The Road to Somewhere Else marks a departure in Sunday’s writing. In the collection of short stories, poems, and essays, Tiffany Sunday challenges the recognitions and attitudes towards, expected and unexpected real and philosophical destinations. The collection continues the themes of longing, life regrets and search for authentic self from her book, Insatiable Consumption of Being. She explores the themes in a series fleeting and energetic depictions of real and figurative roads and pathways, that must be confronted; anticipated or unexpected.
In Sister and Brother, the nuance of the story unfolds, subtly delivering an unexpected ending and forced decision.Sunday contemplates the ability to test decisions by offering two different endings for French Garden, and the regret of settling and silencing the soul in Seagull Café.

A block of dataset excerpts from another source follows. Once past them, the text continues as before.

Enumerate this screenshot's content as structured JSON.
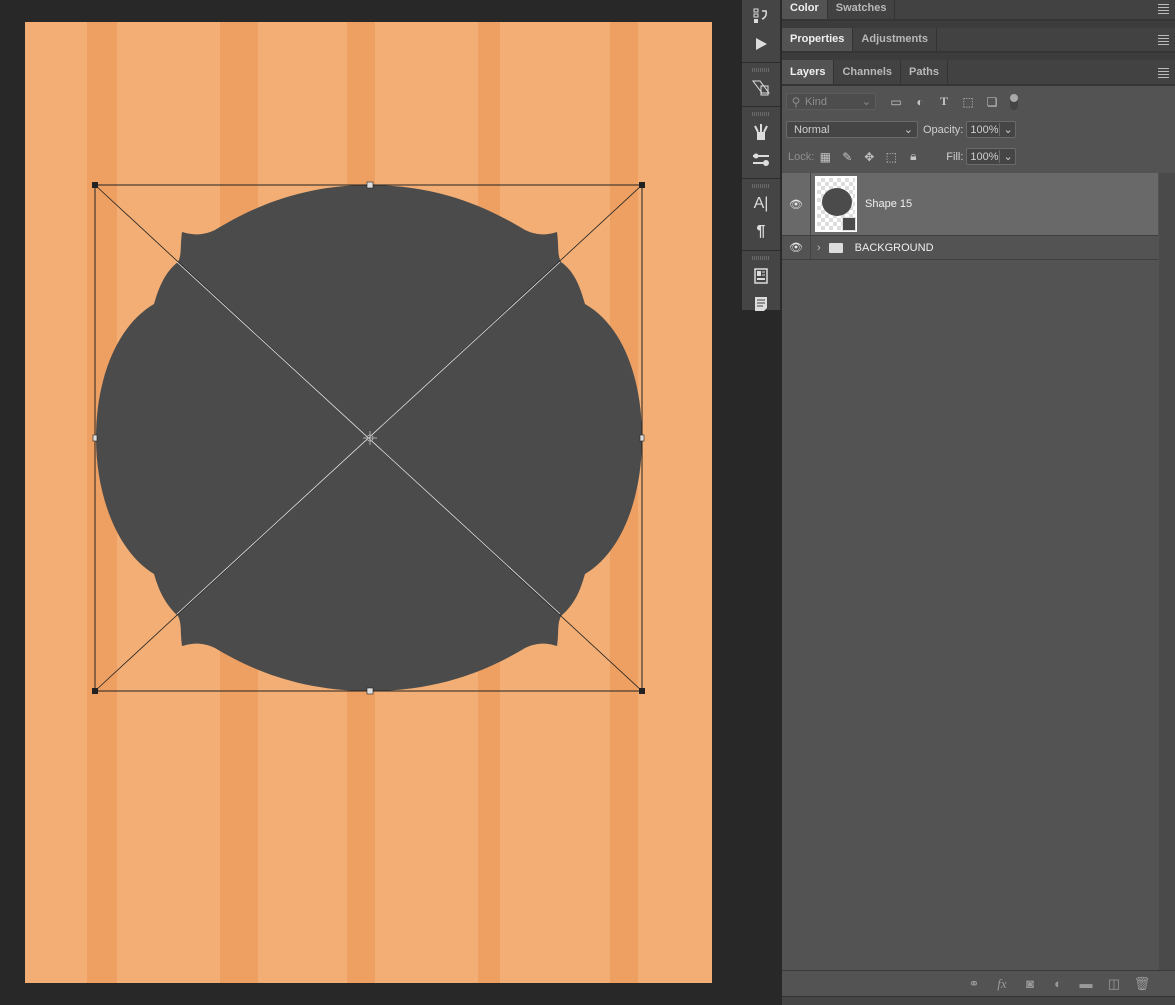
{
  "document": {
    "background_color": "#f2ae74",
    "stripe_color": "#eea063",
    "shape_color": "#4b4b4b",
    "layer_name_selected": "Shape 15"
  },
  "tool_strip": {
    "groups": [
      [
        "history-icon",
        "play-actions-icon"
      ],
      [
        "clone-source-icon"
      ],
      [
        "brushes-icon",
        "brush-settings-icon"
      ],
      [
        "character-icon",
        "paragraph-icon"
      ],
      [
        "character-styles-icon",
        "paragraph-styles-icon"
      ]
    ]
  },
  "panels": {
    "top": {
      "tabs": [
        "Color",
        "Swatches"
      ],
      "active": "Color"
    },
    "middle": {
      "tabs": [
        "Properties",
        "Adjustments"
      ],
      "active": "Properties"
    },
    "layers": {
      "tabs": [
        "Layers",
        "Channels",
        "Paths"
      ],
      "active": "Layers"
    }
  },
  "layers_panel": {
    "filter": {
      "placeholder": "Kind",
      "icons": [
        "image-filter-icon",
        "adjustment-filter-icon",
        "type-filter-icon",
        "shape-filter-icon",
        "smart-object-filter-icon",
        "filter-toggle-icon"
      ]
    },
    "blend_mode": "Normal",
    "opacity_label": "Opacity:",
    "opacity_value": "100%",
    "lock_label": "Lock:",
    "lock_icons": [
      "lock-transparent-icon",
      "lock-image-icon",
      "lock-position-icon",
      "lock-artboard-icon",
      "lock-all-icon"
    ],
    "fill_label": "Fill:",
    "fill_value": "100%",
    "layers": [
      {
        "name": "Shape 15",
        "visible": true,
        "selected": true,
        "type": "smart-object"
      },
      {
        "name": "BACKGROUND",
        "visible": true,
        "selected": false,
        "type": "group"
      }
    ],
    "footer_icons": [
      "link-layers-icon",
      "fx-icon",
      "add-mask-icon",
      "new-adjustment-icon",
      "new-group-icon",
      "new-layer-icon",
      "delete-layer-icon"
    ]
  }
}
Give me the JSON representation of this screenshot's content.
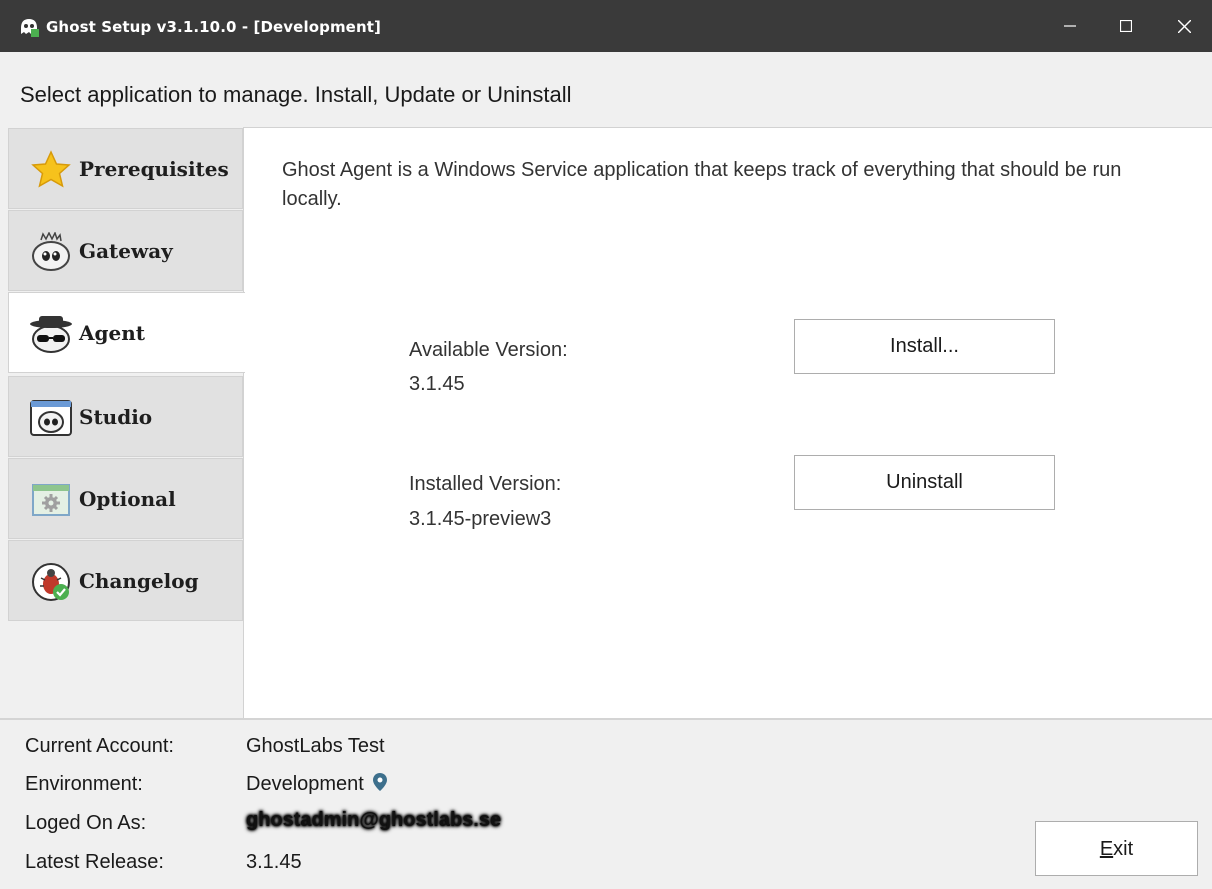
{
  "window": {
    "title": "Ghost Setup v3.1.10.0  -  [Development]",
    "min_icon": "minimize-icon",
    "max_icon": "maximize-icon",
    "close_icon": "close-icon"
  },
  "header": {
    "text": "Select application to manage. Install, Update or Uninstall"
  },
  "tabs": [
    {
      "label": "Prerequisites",
      "icon": "star-icon",
      "active": false
    },
    {
      "label": "Gateway",
      "icon": "ghost-gateway-icon",
      "active": false
    },
    {
      "label": "Agent",
      "icon": "ghost-agent-icon",
      "active": true
    },
    {
      "label": "Studio",
      "icon": "ghost-studio-icon",
      "active": false
    },
    {
      "label": "Optional",
      "icon": "gear-window-icon",
      "active": false
    },
    {
      "label": "Changelog",
      "icon": "bug-check-icon",
      "active": false
    }
  ],
  "panel": {
    "description": "Ghost Agent is a Windows Service application that keeps track of everything that should be run locally.",
    "available_label": "Available Version:",
    "available_value": "3.1.45",
    "installed_label": "Installed Version:",
    "installed_value": "3.1.45-preview3",
    "install_button": "Install...",
    "uninstall_button": "Uninstall"
  },
  "footer": {
    "account_label": "Current Account:",
    "account_value": "GhostLabs Test",
    "env_label": "Environment:",
    "env_value": "Development",
    "env_icon": "location-pin-icon",
    "logon_label": "Loged On As:",
    "logon_value": "ghostadmin@ghostlabs.se",
    "release_label": "Latest Release:",
    "release_value": "3.1.45",
    "exit_button": "Exit"
  },
  "colors": {
    "titlebar": "#3a3a3a",
    "pin": "#3d6f8c",
    "star": "#f6c21c"
  }
}
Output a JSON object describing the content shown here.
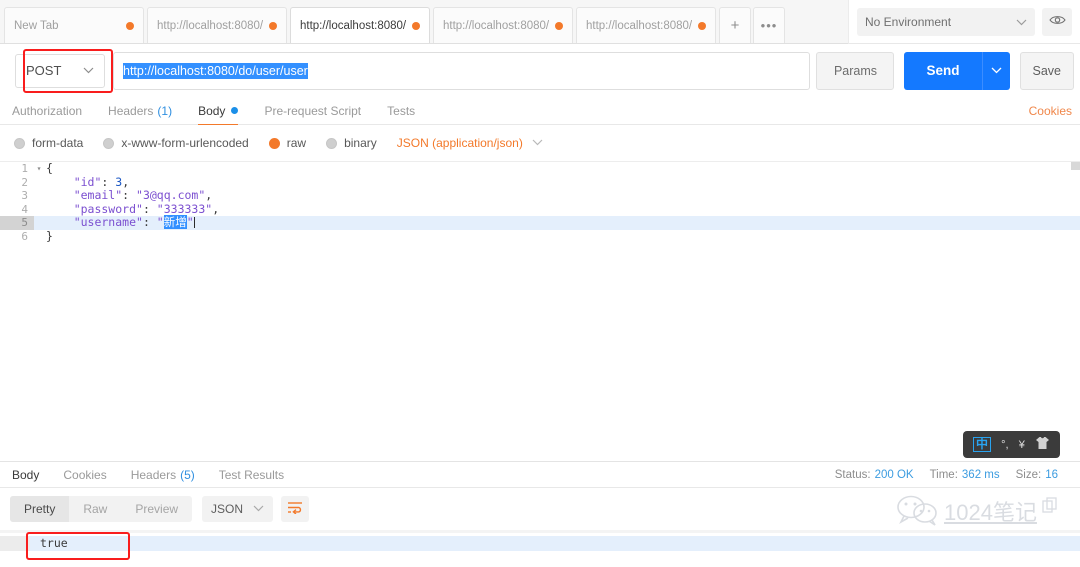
{
  "tabs": {
    "items": [
      {
        "label": "New Tab",
        "active": false,
        "unsaved": true
      },
      {
        "label": "http://localhost:8080/",
        "active": false,
        "unsaved": true
      },
      {
        "label": "http://localhost:8080/",
        "active": true,
        "unsaved": true
      },
      {
        "label": "http://localhost:8080/",
        "active": false,
        "unsaved": true
      },
      {
        "label": "http://localhost:8080/",
        "active": false,
        "unsaved": true
      }
    ],
    "new_tab_icon": "plus-icon",
    "more_icon": "ellipsis-icon"
  },
  "environment": {
    "selected": "No Environment",
    "chevron": "⌄",
    "eye_icon": "eye-icon"
  },
  "request": {
    "method": "POST",
    "method_chevron": "⌄",
    "url": "http://localhost:8080/do/user/user",
    "params_label": "Params",
    "send_label": "Send",
    "send_chevron": "⌄",
    "save_label": "Save"
  },
  "request_tabs": {
    "items": [
      {
        "label": "Authorization",
        "active": false,
        "count": "",
        "dot": false
      },
      {
        "label": "Headers",
        "active": false,
        "count": "(1)",
        "dot": false
      },
      {
        "label": "Body",
        "active": true,
        "count": "",
        "dot": true
      },
      {
        "label": "Pre-request Script",
        "active": false,
        "count": "",
        "dot": false
      },
      {
        "label": "Tests",
        "active": false,
        "count": "",
        "dot": false
      }
    ],
    "cookies_link": "Cookies"
  },
  "body_types": {
    "options": [
      {
        "label": "form-data",
        "selected": false
      },
      {
        "label": "x-www-form-urlencoded",
        "selected": false
      },
      {
        "label": "raw",
        "selected": true
      },
      {
        "label": "binary",
        "selected": false
      }
    ],
    "content_type": "JSON (application/json)",
    "chevron": "⌄"
  },
  "editor": {
    "lines": [
      {
        "num": "1",
        "fold": "▾",
        "text": "{",
        "highlight": false
      },
      {
        "num": "2",
        "fold": "",
        "text": "    \"id\": 3,",
        "highlight": false
      },
      {
        "num": "3",
        "fold": "",
        "text": "    \"email\": \"3@qq.com\",",
        "highlight": false
      },
      {
        "num": "4",
        "fold": "",
        "text": "    \"password\": \"333333\",",
        "highlight": false
      },
      {
        "num": "5",
        "fold": "",
        "text": "    \"username\": \"新增\"",
        "highlight": true
      },
      {
        "num": "6",
        "fold": "",
        "text": "}",
        "highlight": false
      }
    ],
    "json": {
      "id": 3,
      "email": "3@qq.com",
      "password": "333333",
      "username": "新增"
    },
    "selected_text": "新增"
  },
  "ime": {
    "mode": "中",
    "punctuation": "°,",
    "currency": "¥",
    "skin_icon": "shirt-icon"
  },
  "response_tabs": {
    "items": [
      {
        "label": "Body",
        "active": true,
        "count": ""
      },
      {
        "label": "Cookies",
        "active": false,
        "count": ""
      },
      {
        "label": "Headers",
        "active": false,
        "count": "(5)"
      },
      {
        "label": "Test Results",
        "active": false,
        "count": ""
      }
    ],
    "status_label": "Status:",
    "status_value": "200 OK",
    "time_label": "Time:",
    "time_value": "362 ms",
    "size_label": "Size:",
    "size_value": "16"
  },
  "response_view": {
    "modes": [
      {
        "label": "Pretty",
        "selected": true
      },
      {
        "label": "Raw",
        "selected": false
      },
      {
        "label": "Preview",
        "selected": false
      }
    ],
    "format": "JSON",
    "format_chevron": "⌄",
    "wrap_icon": "wrap-lines-icon"
  },
  "response_body": {
    "text": "true"
  },
  "watermark": {
    "logo_icon": "wechat-icon",
    "text": "1024笔记",
    "copy_icon": "copy-icon"
  },
  "colors": {
    "accent_orange": "#f3792a",
    "send_blue": "#1479ff",
    "status_blue": "#3c9ce0",
    "annotation_red": "#f91d1d",
    "selection_blue": "#3390ff"
  }
}
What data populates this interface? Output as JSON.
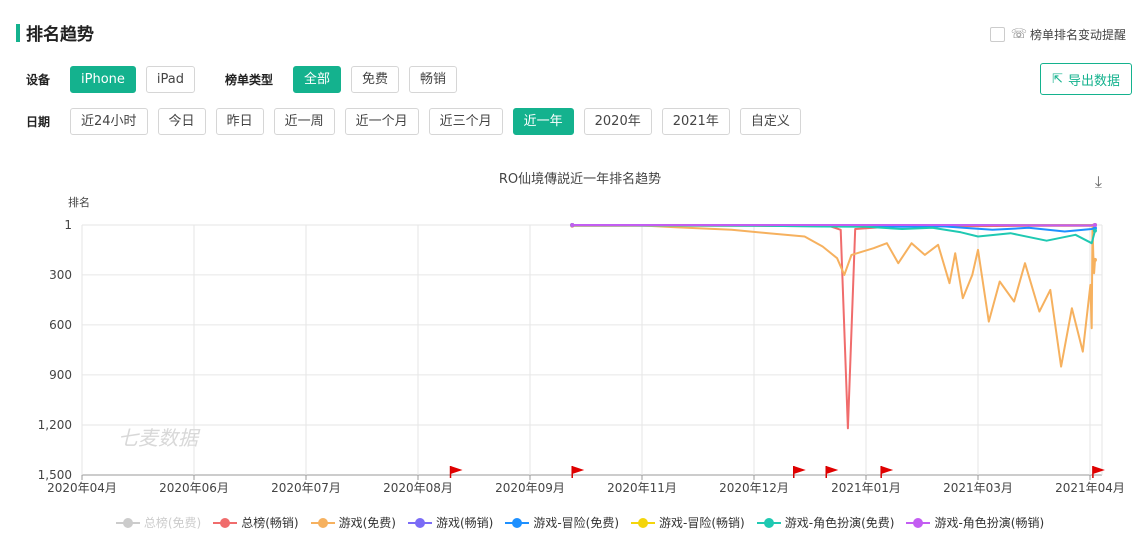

Sunday’s quest for authentic artistic life, captured in her essays: Dear Mystic, In Search of Silence, and Cape Cod, reveals the intricate coexistence of which roads and decisions to choose within the confines of society while protecting the creative soul. She identifies societal roadblocks on the map to “somewhere else” and offers an alternative path. Within this abstract collection, Sunday’s brilliance is the ability to convey nuances and connect the subtle occurrences that are often unnoticed in modern society.
The Road to Somewhere Else is available from Itasca Books.
Book Reviews
In The Road to Somewhere Else, Tiffany Sunday challenges our recognitions of, and attitudes towards, expected and unexpected destinations. In serial fleeting and energetic depictions of real and figurative roads and pathways, she confronts us with experiences of the destinations, both anticipated and not, to which they lead—all the while managing to capture the gossamer of their tenuous coexistence in the human mind. By doing so, she identifies roadblocks on the map to “somewhere else” and invites readers to do the same.
– Philosophy Professor
Tiffany Sunday has been intrigued by the presence of Mystic, CT. Every denizen of our humble riverside village would recognize her description of the temporal permanence that stitches Mystic together over the centuries. Recommended.